The new Irish-set murder-mystery comedy hits Netflix from today.

For Irish audiences, there's always a certain reticence when it comes to shows set on our shores made by those not necessarily from here.

There's exceptions, of course, but the general rule is to treat any foreign-conceived idea with either benign dismissiveness or outright disdain. Coming into 'Bodkin', however, it's only fair that the shields are up. After all, it's a murder-mystery set in a sleepy Irish town that hides a dark secret long buried being dragged up by a true-crime podcast with a cast of colourful characters populating said Irish town. So far, so hum.

Yet 'Bodkin' manages to assuage those well-founded fears from the outset in the form of Siobhán Cullen, best known to audiences here from her role in 'The Dry' alongside Ciarán Hinds and Roisin Gallagher. Playing a hardened, cynical journalist who's left Ireland for London, her scepticism and utter contempt for diddley-eye bollocks is a welcome foil to Will Forte's beguiled, naive sentimentality about the place. Forte, who's more than capable of playing a hapless wonder from the likes of 'The Last Man on Earth' and cult favourite 'MacGruber', pings off Cullen like it's rubber and glue, with Robyn Cara caught between them as the equally bewildered research assistant.

As to the charming locals, it's a trove of Irish talent, led by the incomparable David Wilmot. Switching between settled warmth and charm to blood-curdling terror and intense rage in the blink of an eye, Wilmot is more than capable of standing in for the inherent dissonance in our own identity. Yes, it's beautiful and it's quaint at times, but there's a bleakness and a darkness right underneath. Chris Walley, late of 'The Young Offenders', plays a scheming driver while Denis Conway plays the local Garda with a fiendish twist that's all too familiar. David Pearse, always reliably sinister, turns up a New Age Traveller who believes in peace, love, and collecting debts by any means necessary while Pat Shortt turns up as a farmer caught up in the conspiracy.

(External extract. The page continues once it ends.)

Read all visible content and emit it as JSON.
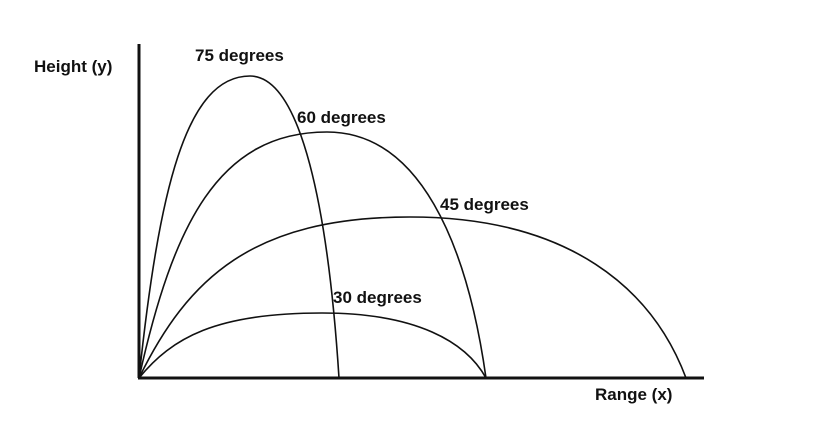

On the surface, it's easy to make a comparison with 'Only Murders In The Building' in that it's a true-crime podcast that's self-aware enough to acknowledge how worn out the genre is. Much of the first episode sees the townspeople of Bodkin asking in that genial but insulting way if anyone would actually listen to it, and later we find nuns and shopkeepers talking about their favourite true-crime shows. Yet, where the comparison deviates is that 'Bodkin' is completely comfortable going to far more sinister, twisted places than anything 'Only Murders In The Building' might have explored. Moreover, the deep reserves of biting sarcasm and bitterness provided by Siobhán Cullen and David Wilmot is enough to congeal any sense of fizziness.

When you come away from 'Bodkin', much like the namesake, the blade goes in deeper than you think. Marked with sharp writing throughout, quick and nimble directing, and a cast more than able to slice up thrills and comedy with ease, 'Bodkin' catches the gleam in the blade.